UEFA Champions League: Top three underdog victories
The chills and thrills of the UEFA Champions League anthem are certain to send shivers down your spine. The excitement and the rapture that the competition brings is simply unparalleled, more so because there have been several underdog victories over the years.
While La Liga giants Real Madrid rule the Champions League province, every other season the tournament has seen its fair share of dark horses - be it Ajax from the 2018-19 season or AS Monaco from the 2016-17 campaign - rising to glory.
Only a few underdogs, however, have gone on to defy the odds and lift the most coveted European trophy. On that note, today we take a look at three teams who made it happen on the biggest stage of all.
Borussia Dortmund (1996-97)
Borussia Dortmund had entered the 1996-97 Champions League season at the back of two consecutive Bundesliga titles, but winning Europe’s ultimate prize was still a far-fetched reality. The Die Borussen had started the campaign with a 2-1 win over Widzew Lodz, but ended the group stage a place behind leaders Atletico Madrid. They had a rather easy outing against Auxerre in the quarterfinals, but needed something special to brush aside Manchester United in the following round. A 1-0 win in both the legs meant the Germans booked their place in the final, where a mighty Juventus awaited them.
The Italian champions were clearly the favourites as their roster included the likes of Zinedine Zidane, Christian Vieri, Didier Deschamps and Alessandro Del Piero amongst others. Defying the odds, Dortmund took the lead through Karl-Heinz Reidle before the striker doubled the advantage minutes after the half-hour mark. Del Piero pulled one back in the 65th minute, but substitute Lars Ricken restored the advantage to guide the Germans to a 3-1 win over the Italians.

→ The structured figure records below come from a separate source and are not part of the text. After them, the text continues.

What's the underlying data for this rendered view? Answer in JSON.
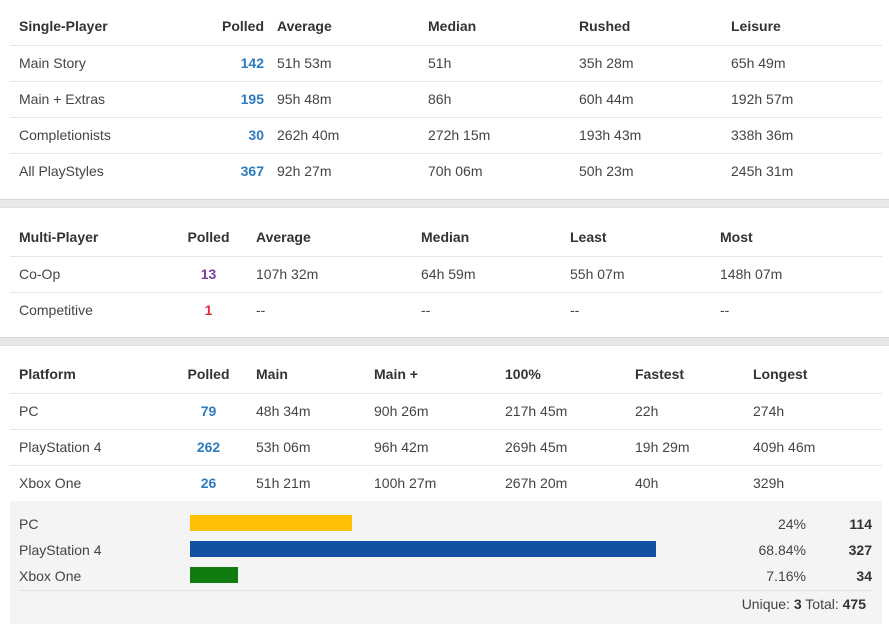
{
  "single_player": {
    "headers": [
      "Single-Player",
      "Polled",
      "Average",
      "Median",
      "Rushed",
      "Leisure"
    ],
    "rows": [
      {
        "label": "Main Story",
        "polled": "142",
        "average": "51h 53m",
        "median": "51h",
        "rushed": "35h 28m",
        "leisure": "65h 49m"
      },
      {
        "label": "Main + Extras",
        "polled": "195",
        "average": "95h 48m",
        "median": "86h",
        "rushed": "60h 44m",
        "leisure": "192h 57m"
      },
      {
        "label": "Completionists",
        "polled": "30",
        "average": "262h 40m",
        "median": "272h 15m",
        "rushed": "193h 43m",
        "leisure": "338h 36m"
      },
      {
        "label": "All PlayStyles",
        "polled": "367",
        "average": "92h 27m",
        "median": "70h 06m",
        "rushed": "50h 23m",
        "leisure": "245h 31m"
      }
    ]
  },
  "multi_player": {
    "headers": [
      "Multi-Player",
      "Polled",
      "Average",
      "Median",
      "Least",
      "Most"
    ],
    "rows": [
      {
        "label": "Co-Op",
        "polled": "13",
        "average": "107h 32m",
        "median": "64h 59m",
        "least": "55h 07m",
        "most": "148h 07m"
      },
      {
        "label": "Competitive",
        "polled": "1",
        "average": "--",
        "median": "--",
        "least": "--",
        "most": "--"
      }
    ]
  },
  "platform": {
    "headers": [
      "Platform",
      "Polled",
      "Main",
      "Main +",
      "100%",
      "Fastest",
      "Longest"
    ],
    "rows": [
      {
        "label": "PC",
        "polled": "79",
        "main": "48h 34m",
        "main_plus": "90h 26m",
        "completionist": "217h 45m",
        "fastest": "22h",
        "longest": "274h"
      },
      {
        "label": "PlayStation 4",
        "polled": "262",
        "main": "53h 06m",
        "main_plus": "96h 42m",
        "completionist": "269h 45m",
        "fastest": "19h 29m",
        "longest": "409h 46m"
      },
      {
        "label": "Xbox One",
        "polled": "26",
        "main": "51h 21m",
        "main_plus": "100h 27m",
        "completionist": "267h 20m",
        "fastest": "40h",
        "longest": "329h"
      }
    ]
  },
  "platform_share": {
    "rows": [
      {
        "label": "PC",
        "percent_text": "24%",
        "percent_value": 24,
        "count": "114",
        "color": "#fdc005"
      },
      {
        "label": "PlayStation 4",
        "percent_text": "68.84%",
        "percent_value": 68.84,
        "count": "327",
        "color": "#1151a2"
      },
      {
        "label": "Xbox One",
        "percent_text": "7.16%",
        "percent_value": 7.16,
        "count": "34",
        "color": "#107c10"
      }
    ],
    "unique_label": "Unique:",
    "unique_value": "3",
    "total_label": "Total:",
    "total_value": "475"
  },
  "colors": {
    "polled_blue": "#2e7bbf",
    "polled_purple": "#7a3fa0",
    "polled_red": "#e0303a"
  }
}
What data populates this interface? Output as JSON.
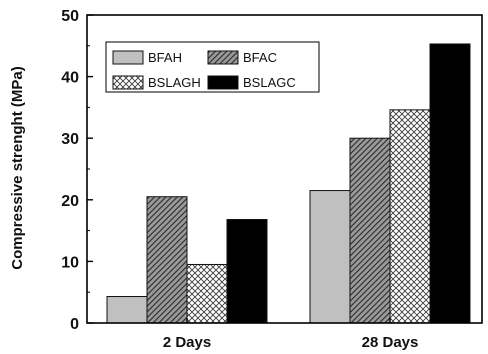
{
  "chart_data": {
    "type": "bar",
    "title": "",
    "xlabel": "",
    "ylabel": "Compressive strenght (MPa)",
    "ylim": [
      0,
      50
    ],
    "yticks": [
      0,
      10,
      20,
      30,
      40,
      50
    ],
    "categories": [
      "2 Days",
      "28 Days"
    ],
    "series": [
      {
        "name": "BFAH",
        "values": [
          4.3,
          21.5
        ],
        "pattern": "solid-light-gray",
        "color": "#c0c0c0"
      },
      {
        "name": "BFAC",
        "values": [
          20.5,
          30.0
        ],
        "pattern": "diagonal-hatch",
        "color": "#6a6a6a"
      },
      {
        "name": "BSLAGH",
        "values": [
          9.5,
          34.6
        ],
        "pattern": "crosshatch",
        "color": "#ffffff"
      },
      {
        "name": "BSLAGC",
        "values": [
          16.8,
          45.3
        ],
        "pattern": "solid-black",
        "color": "#000000"
      }
    ],
    "grid": false,
    "legend": {
      "position": "top-left",
      "columns": 2
    }
  }
}
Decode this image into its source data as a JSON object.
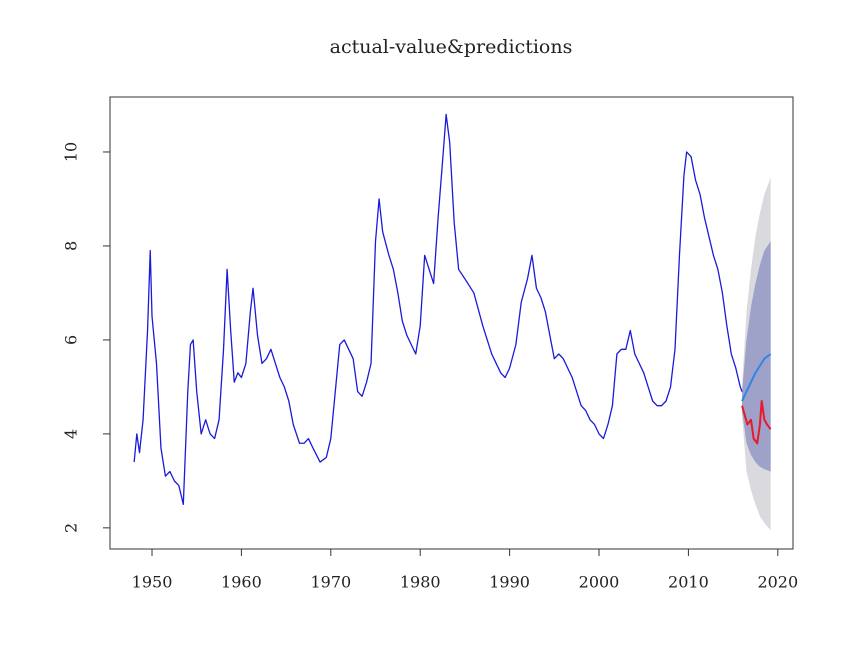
{
  "chart_data": {
    "type": "line",
    "title": "actual-value&predictions",
    "xlim": [
      1945.3,
      2021.7
    ],
    "ylim": [
      1.55,
      11.17
    ],
    "xticks": [
      1950,
      1960,
      1970,
      1980,
      1990,
      2000,
      2010,
      2020
    ],
    "yticks": [
      2,
      4,
      6,
      8,
      10
    ],
    "bands": [
      {
        "color": "#d9d9de",
        "x": [
          2016.0,
          2016.5,
          2017.0,
          2017.5,
          2018.0,
          2018.5,
          2019.2
        ],
        "lower": [
          4.4,
          3.2,
          2.8,
          2.5,
          2.25,
          2.1,
          1.95
        ],
        "upper": [
          5.0,
          6.6,
          7.5,
          8.2,
          8.7,
          9.1,
          9.45
        ]
      },
      {
        "color": "#9ea1c8",
        "x": [
          2016.0,
          2016.5,
          2017.0,
          2017.5,
          2018.0,
          2018.5,
          2019.2
        ],
        "lower": [
          4.5,
          3.8,
          3.55,
          3.4,
          3.3,
          3.25,
          3.2
        ],
        "upper": [
          4.9,
          6.0,
          6.7,
          7.2,
          7.6,
          7.9,
          8.1
        ]
      }
    ],
    "series": [
      {
        "color": "#1a1adb",
        "x": [
          1948.0,
          1948.3,
          1948.6,
          1949.0,
          1949.5,
          1949.8,
          1950.0,
          1950.5,
          1951.0,
          1951.5,
          1952.0,
          1952.5,
          1953.0,
          1953.5,
          1954.0,
          1954.3,
          1954.6,
          1955.0,
          1955.5,
          1956.0,
          1956.5,
          1957.0,
          1957.5,
          1958.0,
          1958.4,
          1958.8,
          1959.2,
          1959.6,
          1960.0,
          1960.5,
          1961.0,
          1961.3,
          1961.8,
          1962.3,
          1962.8,
          1963.3,
          1963.8,
          1964.3,
          1964.8,
          1965.3,
          1965.8,
          1966.5,
          1967.0,
          1967.5,
          1968.0,
          1968.8,
          1969.5,
          1970.0,
          1970.5,
          1971.0,
          1971.5,
          1972.0,
          1972.5,
          1973.0,
          1973.5,
          1974.0,
          1974.5,
          1975.0,
          1975.4,
          1975.8,
          1976.5,
          1977.0,
          1977.5,
          1978.0,
          1978.5,
          1979.0,
          1979.5,
          1980.0,
          1980.5,
          1981.0,
          1981.5,
          1982.0,
          1982.5,
          1982.9,
          1983.3,
          1983.8,
          1984.3,
          1985.0,
          1986.0,
          1987.0,
          1987.5,
          1988.0,
          1989.0,
          1989.5,
          1990.0,
          1990.7,
          1991.3,
          1992.0,
          1992.5,
          1993.0,
          1993.5,
          1994.0,
          1994.5,
          1995.0,
          1995.5,
          1996.0,
          1996.5,
          1997.0,
          1997.5,
          1998.0,
          1998.5,
          1999.0,
          1999.5,
          2000.0,
          2000.5,
          2001.0,
          2001.5,
          2002.0,
          2002.5,
          2003.0,
          2003.5,
          2004.0,
          2004.5,
          2005.0,
          2005.5,
          2006.0,
          2006.5,
          2007.0,
          2007.5,
          2008.0,
          2008.5,
          2009.0,
          2009.5,
          2009.8,
          2010.3,
          2010.8,
          2011.3,
          2011.8,
          2012.3,
          2012.8,
          2013.3,
          2013.8,
          2014.3,
          2014.8,
          2015.3,
          2015.8,
          2016.0
        ],
        "values": [
          3.4,
          4.0,
          3.6,
          4.3,
          6.2,
          7.9,
          6.5,
          5.5,
          3.7,
          3.1,
          3.2,
          3.0,
          2.9,
          2.5,
          4.9,
          5.9,
          6.0,
          4.9,
          4.0,
          4.3,
          4.0,
          3.9,
          4.3,
          5.8,
          7.5,
          6.2,
          5.1,
          5.3,
          5.2,
          5.5,
          6.6,
          7.1,
          6.1,
          5.5,
          5.6,
          5.8,
          5.5,
          5.2,
          5.0,
          4.7,
          4.2,
          3.8,
          3.8,
          3.9,
          3.7,
          3.4,
          3.5,
          3.9,
          4.9,
          5.9,
          6.0,
          5.8,
          5.6,
          4.9,
          4.8,
          5.1,
          5.5,
          8.1,
          9.0,
          8.3,
          7.8,
          7.5,
          7.0,
          6.4,
          6.1,
          5.9,
          5.7,
          6.3,
          7.8,
          7.5,
          7.2,
          8.6,
          9.8,
          10.8,
          10.2,
          8.5,
          7.5,
          7.3,
          7.0,
          6.3,
          6.0,
          5.7,
          5.3,
          5.2,
          5.4,
          5.9,
          6.8,
          7.3,
          7.8,
          7.1,
          6.9,
          6.6,
          6.1,
          5.6,
          5.7,
          5.6,
          5.4,
          5.2,
          4.9,
          4.6,
          4.5,
          4.3,
          4.2,
          4.0,
          3.9,
          4.2,
          4.6,
          5.7,
          5.8,
          5.8,
          6.2,
          5.7,
          5.5,
          5.3,
          5.0,
          4.7,
          4.6,
          4.6,
          4.7,
          5.0,
          5.8,
          7.8,
          9.5,
          10.0,
          9.9,
          9.4,
          9.1,
          8.6,
          8.2,
          7.8,
          7.5,
          7.0,
          6.3,
          5.7,
          5.4,
          5.0,
          4.9
        ]
      },
      {
        "color": "#e8192c",
        "x": [
          2016.0,
          2016.3,
          2016.6,
          2017.0,
          2017.3,
          2017.7,
          2018.0,
          2018.2,
          2018.5,
          2018.8,
          2019.2
        ],
        "values": [
          4.6,
          4.4,
          4.2,
          4.3,
          3.9,
          3.8,
          4.2,
          4.7,
          4.3,
          4.2,
          4.1
        ]
      },
      {
        "color": "#2f86e8",
        "x": [
          2016.0,
          2016.5,
          2017.0,
          2017.5,
          2018.0,
          2018.5,
          2019.2
        ],
        "values": [
          4.7,
          4.9,
          5.1,
          5.3,
          5.45,
          5.6,
          5.7
        ]
      }
    ]
  }
}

Manchester United (1998-99)
Manchester United’s victory over Bayern Munich in the 1998-99 Champions League final has etched its name as one of the best underdog stories of the competition. Led by Sir Alex Ferguson, Manchester United went against the odds not only because they went trophy-less in the season prior, but they had as many as seven players below 25 in their main roster. Be that as it may, it didn’t deteriorate their title challenge as they finished second in their group before beating Inter Milan in the quarter-finals followed by a close victory over Juventus in the semis. United had several holes to fill given the fact that they were without their captain Roy Keane and Paul Scholes, who both missed the final due to suspension.
This resulted in Ferguson making several changes in the starting XI, with Ryan Giggs missing out and a young David Beckham finding a place. Bayern Munich, captained by Oliver Kahn, got the early breakthrough through Mario Basler’s free-kick and the game was heading to a Bayern win before the miracle happened. With the game now in the added minutes, several United fans were making their way out of the Camp Nou devastated. But, little did they know that the young United brigade would turn it around in a mere three minutes.
The Red Devils won a corner, which David Beckham fired. A muddle in the Bayern penalty area brought the ball to Giggs on the edge of the box, and with little to no space, the winger took a low hit with no real power. The only thing it needed was a little direction, which Teddy Sheringham gave to bring United on level terms. United forced another corner in the final 30 seconds and Sherringham once again played his role in laying the ball to Ole Gunnar Solskjaer, who tapped the ball in from three yards to make the impossible happen.
FC Porto (2003-04)
Jose Mourinho took over a struggling FC Porto team in 2002 with a promise of making them champions next year. Not only did he fulfil that promise but also guided the young Portuguese team to their first-ever UEFA Champions League title in 2003-04. Porto had dominated that particular season in almost every competition, even winning the Primeira Liga five weeks before the end of the season. While they lost Taca de Portugal to Benfica, they were rewarded with a greater prize when they defeated AS Monaco in the final.
Porto had a tough rout heading into the final. They drew one and lost their second group stage game and finished three points adrift of the group leaders Real Madrid in the table. It took plenty of hardship to get the better of Manchester United in the Round of 16, but they did it with real conviction before brushing aside Lyon and Deportivo La Coruna in the following rounds.
Up against AS Monaco, who had defeated Real Madrid and Bayern Munich en route to the final, Porto put on a dominant display right from the proceedings. They took the lead through Carlos Alberto six minutes before half-time, following which two goals in a span of four minutes in the final quarter saw Porto win the final 3-0.